The guard who died had secured employment with the firm just five days earlier, and was upbeat on that night. He had patiently waited to join the company since February.
"I saw a lot of potential in the guard, and this was evident after the job interview. It is sad that he has been killed in the line of duty at such an early age," said the manager of Modern Security Company, Mr John Wafula.
He said his company is now demanding a thorough investigation into the shooting.
Red car parked
The three guards had come from patrolling two warehouses in Industrial Area at around 9pm when they saw a red car parked near one of the warehouses the company had installed alarm systems in.
Moments later, the red car started trailing them and, sensing danger, Mr Otieno instructed the driver to increase speed. The car followed them, flashing its lights.
Narrating his ordeal at the company's offices, Mr Sigowo vividly remembers the incident on Biashara Street.
"We shouted for help from the back of the vehicle as the gunshots increased, and when the vehicle rolled, I found myself in a ditch full of industrial waste," he recalls.
As he was writhing in pain and trying to come out of the ditch, he overheard someone saying in Kiswahili: "Ndio hao. There is still one who is still alive in the ditch. Let us finish him."

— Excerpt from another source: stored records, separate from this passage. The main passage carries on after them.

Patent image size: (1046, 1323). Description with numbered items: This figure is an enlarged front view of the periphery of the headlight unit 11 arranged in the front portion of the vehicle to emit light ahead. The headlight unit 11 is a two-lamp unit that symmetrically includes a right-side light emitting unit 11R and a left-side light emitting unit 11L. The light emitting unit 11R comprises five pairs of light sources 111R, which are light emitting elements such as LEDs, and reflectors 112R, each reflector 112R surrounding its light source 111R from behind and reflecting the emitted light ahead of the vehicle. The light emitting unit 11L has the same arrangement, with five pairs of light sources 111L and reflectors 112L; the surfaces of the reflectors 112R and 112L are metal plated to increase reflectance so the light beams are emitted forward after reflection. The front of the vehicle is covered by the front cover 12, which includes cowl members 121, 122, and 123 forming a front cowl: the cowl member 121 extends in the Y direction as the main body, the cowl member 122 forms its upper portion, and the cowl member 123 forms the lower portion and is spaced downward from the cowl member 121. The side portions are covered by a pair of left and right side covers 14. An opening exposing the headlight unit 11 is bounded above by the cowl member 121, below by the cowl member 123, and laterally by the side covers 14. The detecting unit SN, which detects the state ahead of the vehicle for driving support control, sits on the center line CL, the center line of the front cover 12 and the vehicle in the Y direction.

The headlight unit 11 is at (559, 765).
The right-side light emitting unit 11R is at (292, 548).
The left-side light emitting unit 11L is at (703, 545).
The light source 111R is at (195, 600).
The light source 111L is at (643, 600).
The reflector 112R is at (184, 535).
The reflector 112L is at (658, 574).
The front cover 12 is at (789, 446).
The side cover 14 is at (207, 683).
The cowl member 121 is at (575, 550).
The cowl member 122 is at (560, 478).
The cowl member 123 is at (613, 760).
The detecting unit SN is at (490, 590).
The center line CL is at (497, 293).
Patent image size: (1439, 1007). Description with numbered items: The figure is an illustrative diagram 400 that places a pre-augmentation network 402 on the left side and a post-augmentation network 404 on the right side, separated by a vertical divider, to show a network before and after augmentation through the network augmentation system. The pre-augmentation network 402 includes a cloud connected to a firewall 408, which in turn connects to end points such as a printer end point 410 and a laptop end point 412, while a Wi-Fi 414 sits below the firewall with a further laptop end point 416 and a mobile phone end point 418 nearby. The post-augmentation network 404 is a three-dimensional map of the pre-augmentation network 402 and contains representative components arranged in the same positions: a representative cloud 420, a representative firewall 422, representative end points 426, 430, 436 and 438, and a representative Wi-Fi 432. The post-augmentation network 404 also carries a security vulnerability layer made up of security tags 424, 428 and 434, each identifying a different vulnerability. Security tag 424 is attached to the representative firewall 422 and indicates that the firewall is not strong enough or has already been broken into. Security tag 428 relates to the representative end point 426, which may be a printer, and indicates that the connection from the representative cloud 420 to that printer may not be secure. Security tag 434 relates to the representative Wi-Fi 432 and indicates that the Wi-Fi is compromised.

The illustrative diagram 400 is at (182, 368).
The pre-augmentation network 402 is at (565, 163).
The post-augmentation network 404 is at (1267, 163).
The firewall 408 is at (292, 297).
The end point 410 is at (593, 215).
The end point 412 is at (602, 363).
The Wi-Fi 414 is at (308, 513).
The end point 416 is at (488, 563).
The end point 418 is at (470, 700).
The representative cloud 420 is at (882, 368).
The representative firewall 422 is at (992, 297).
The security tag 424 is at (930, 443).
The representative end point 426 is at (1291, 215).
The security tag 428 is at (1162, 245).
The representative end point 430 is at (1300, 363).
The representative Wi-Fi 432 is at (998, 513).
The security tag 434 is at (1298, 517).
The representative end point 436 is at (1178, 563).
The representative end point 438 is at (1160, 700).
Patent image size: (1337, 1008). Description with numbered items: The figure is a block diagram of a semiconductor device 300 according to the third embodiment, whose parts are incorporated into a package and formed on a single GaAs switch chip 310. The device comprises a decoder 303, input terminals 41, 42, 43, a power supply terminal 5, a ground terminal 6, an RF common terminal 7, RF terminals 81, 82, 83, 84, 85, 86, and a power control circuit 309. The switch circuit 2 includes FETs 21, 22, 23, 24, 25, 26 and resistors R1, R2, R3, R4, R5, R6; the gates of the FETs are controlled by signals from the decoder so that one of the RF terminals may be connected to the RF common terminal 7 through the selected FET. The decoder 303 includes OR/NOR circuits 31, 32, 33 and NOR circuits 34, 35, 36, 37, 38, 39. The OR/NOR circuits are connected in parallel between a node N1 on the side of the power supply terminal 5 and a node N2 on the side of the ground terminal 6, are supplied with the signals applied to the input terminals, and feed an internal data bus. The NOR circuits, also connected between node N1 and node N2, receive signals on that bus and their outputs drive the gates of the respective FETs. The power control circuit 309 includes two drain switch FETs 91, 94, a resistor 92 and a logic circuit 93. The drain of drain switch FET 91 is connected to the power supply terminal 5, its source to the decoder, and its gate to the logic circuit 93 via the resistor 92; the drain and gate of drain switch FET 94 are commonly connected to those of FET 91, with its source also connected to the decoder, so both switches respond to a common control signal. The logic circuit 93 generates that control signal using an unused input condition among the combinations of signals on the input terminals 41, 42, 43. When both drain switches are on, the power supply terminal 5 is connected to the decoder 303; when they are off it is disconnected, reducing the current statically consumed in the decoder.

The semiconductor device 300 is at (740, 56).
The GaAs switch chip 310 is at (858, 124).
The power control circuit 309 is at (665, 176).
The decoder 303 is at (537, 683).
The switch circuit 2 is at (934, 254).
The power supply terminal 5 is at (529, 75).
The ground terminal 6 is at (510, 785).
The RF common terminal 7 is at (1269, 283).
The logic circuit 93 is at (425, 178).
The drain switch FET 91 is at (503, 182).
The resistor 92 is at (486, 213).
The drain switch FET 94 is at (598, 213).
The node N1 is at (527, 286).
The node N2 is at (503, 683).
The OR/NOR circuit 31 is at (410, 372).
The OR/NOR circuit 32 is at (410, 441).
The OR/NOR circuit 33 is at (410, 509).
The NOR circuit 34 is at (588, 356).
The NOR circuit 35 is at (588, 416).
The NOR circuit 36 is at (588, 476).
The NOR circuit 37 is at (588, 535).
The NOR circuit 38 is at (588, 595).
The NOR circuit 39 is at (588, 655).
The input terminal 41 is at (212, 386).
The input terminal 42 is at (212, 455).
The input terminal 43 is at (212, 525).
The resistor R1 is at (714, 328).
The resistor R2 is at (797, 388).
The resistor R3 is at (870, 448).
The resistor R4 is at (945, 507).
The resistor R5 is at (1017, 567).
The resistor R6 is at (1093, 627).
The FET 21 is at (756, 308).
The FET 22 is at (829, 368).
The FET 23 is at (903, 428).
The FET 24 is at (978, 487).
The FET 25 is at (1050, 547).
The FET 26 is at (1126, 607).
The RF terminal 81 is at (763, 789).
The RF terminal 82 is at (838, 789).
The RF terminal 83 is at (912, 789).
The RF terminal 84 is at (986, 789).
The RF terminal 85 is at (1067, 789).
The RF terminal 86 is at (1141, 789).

Sigowo says he recognised the speaker's accent as that of his dialect and immediately pleaded with him in his mother tongue to spare his life.
This saved him from the jaws of death, but not before he was called unprintable words . They then left him to continue suffering in the ditch for four hours before he was finally taken to hospital.
Later, he overheard another speaker communicate with others on a walkie talkie: "We have managed to gun down two, while two others are still missing."
Sigowo says he strongly believes their attackers were police officers because moments after the shootout, a police vehicle came and handed the people at the scene heavy jungle jackets, which they wore on top of their civilian clothes.
No evidence
Mr Wafula concurs. He says the postmortem report on the dead guard showed that he died from bullet wounds and the three bullets recovered from his body were from the Government stores.
Nakuru police commander Franchio Nyamatari said if investigations revealed that the police shot the guards and committed the offence, the law would take its course
But Mr Wafula asked: "How can the police investigate themselves?"
He also said that no evidence was recovered from the vehicle to indicate that his men may have been intending to commit a crime as the police are now claiming.
The police were allegedly tipped that a warehouse at Industrial Area was about to be broken into and suspected that the firm's vehicle was ferrying the would-be burglars.
He wondered why after the incident the police did not act promptly, forcing him to go and lodge complaints with the District Criminal Investigation Office and OCPD.